“Whatever it takes” were the famous words pronounced by former European Central Bank president Mario Draghi in July 2012 to express his intention to support the euro, which at the time was on the verge of collapsing under the pressure of the debt of a number of member states of the eurozone.

Those words did save the euro as they demonstrated clearly that the ECB was going to use all the tools it had at its disposal to save the situation, and the financial markets believed them.

Today, the world is once more facing a situation where the leaders of every country are expected to say they will do whatever it takes to support their economy. Given the nature of the coronavirus spread, the answer needs to be a coordinated one. No country can go it alone.

Analysts are saying that as things stand today, they cannot estimate when things will actually pick up. This is why governments have to say, “Whatever it takes”.

Initially, some said that the impact will be V-shaped, meaning a fast downturn and fast pick up. Thus, they were talking of significant drops in the gross domestic product, even in double digits, and then a strong pick up before the end of the year. Today that view does not seem correct anymore with the spread of the virus across the globe.

We cannot even talk of a U-shaped cycle as we do not know when growth will come. The more people say that things will never be the same again once the health issue passes, the more it is implied that there will not be a pickup any time soon.

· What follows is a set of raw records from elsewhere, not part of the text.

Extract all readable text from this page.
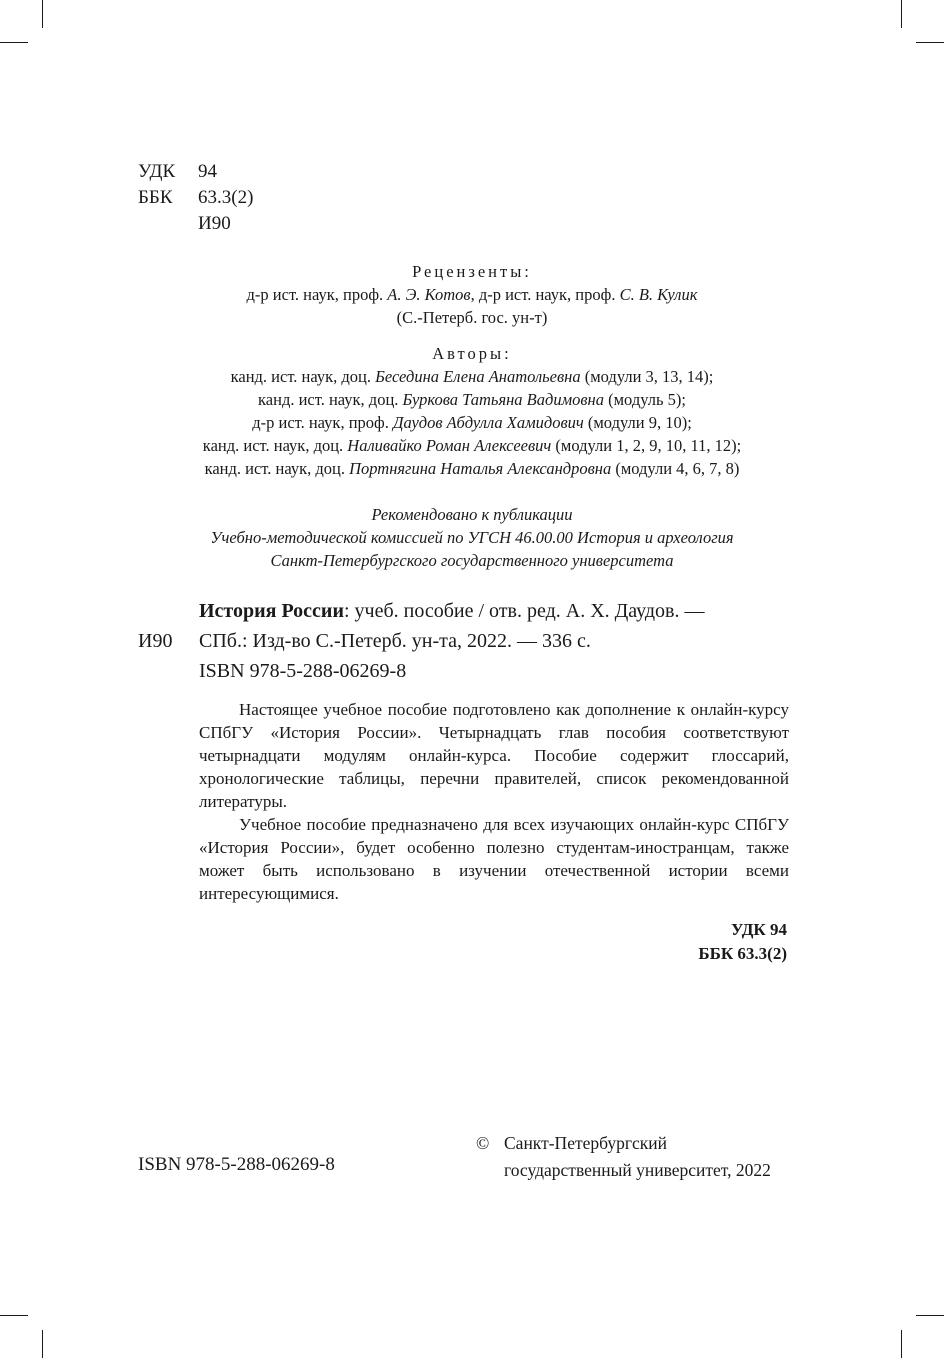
УДК	94
ББК	63.3(2)
И90
Рецензенты:
д-р ист. наук, проф. А. Э. Котов, д-р ист. наук, проф. С. В. Кулик
(С.-Петерб. гос. ун-т)
Авторы:
канд. ист. наук, доц. Беседина Елена Анатольевна (модули 3, 13, 14);
канд. ист. наук, доц. Буркова Татьяна Вадимовна (модуль 5);
д-р ист. наук, проф. Даудов Абдулла Хамидович (модули 9, 10);
канд. ист. наук, доц. Наливайко Роман Алексеевич (модули 1, 2, 9, 10, 11, 12);
канд. ист. наук, доц. Портнягина Наталья Александровна (модули 4, 6, 7, 8)
Рекомендовано к публикации
Учебно-методической комиссией по УГСН 46.00.00 История и археология
Санкт-Петербургского государственного университета
И90
История России: учеб. пособие / отв. ред. А. Х. Даудов. —
СПб.: Изд-во С.-Петерб. ун-та, 2022. — 336 с.
ISBN 978-5-288-06269-8

Настоящее учебное пособие подготовлено как дополнение к онлайн-курсу СПбГУ «История России». Четырнадцать глав пособия соответствуют четырнадцати модулям онлайн-курса. Пособие содержит глоссарий, хронологические таблицы, перечни правителей, список рекомендованной литературы.

Учебное пособие предназначено для всех изучающих онлайн-курс СПбГУ «История России», будет особенно полезно студентам-иностранцам, также может быть использовано в изучении отечественной истории всеми интересующимися.

УДК 94
ББК 63.3(2)
ISBN 978-5-288-06269-8
© Санкт-Петербургский
государственный университет, 2022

Data released on Tuesday shows that there has been an unprecedented collapse in business across the eurozone as EU countries impose severe restrictions on movement to slow the coronavirus

Some said that the economic impact will look like an ‘L’. So we will have a downturn followed by stagnation. This implies that we can see an end to the downturn, which we cannot. So, from what we know today, this is likely to look like an ‘I’, a vertical slide downwards. Every component of aggregate demand – which is what drives any economy – is down. Consumption and investment in capital are in freefall.

Not even at the time of the Great Depression following the crash of 1929 and at the time of the financial and economic crisis of 2007-2012 (two periods which caused the stock markets to crash and which caused high unemployment), did the major part of economic activity shut down as has happened in the last weeks in China, Europe, North America and other parts of the world, and in such a short time. This is why governments have to do whatever it takes to avoid a complete collapse.

Data released on Tuesday shows that there has been an unprecedented collapse in business across the eurozone as EU countries impose severe restrictions on movement to slow the coronavirus. The Purchasing Manager Index Survey conducted in several countries is indicating that a number of countries will experience a deep economic recession. The index suffered a decline not experienced before.

The Group 7 – the seven most powerful economies of the world – issued a statement that they will take all the necessary steps to address the economic crisis caused by coronavirus. They said: “We will do whatever is necessary to restore confidence and economic growth, and to protect jobs, businesses and the resilience of the financial system”.

This is a sure indication that we have reached the whatever-it-takes moment. Individual countries are taking steps, through monetary and fiscal policy, to tackle the situation and stop the freefall in economic activity. I strongly believe such a situation is best tackled collectively and not individually, and, as such, the world needs statesmen not politicians to take on the leadership role.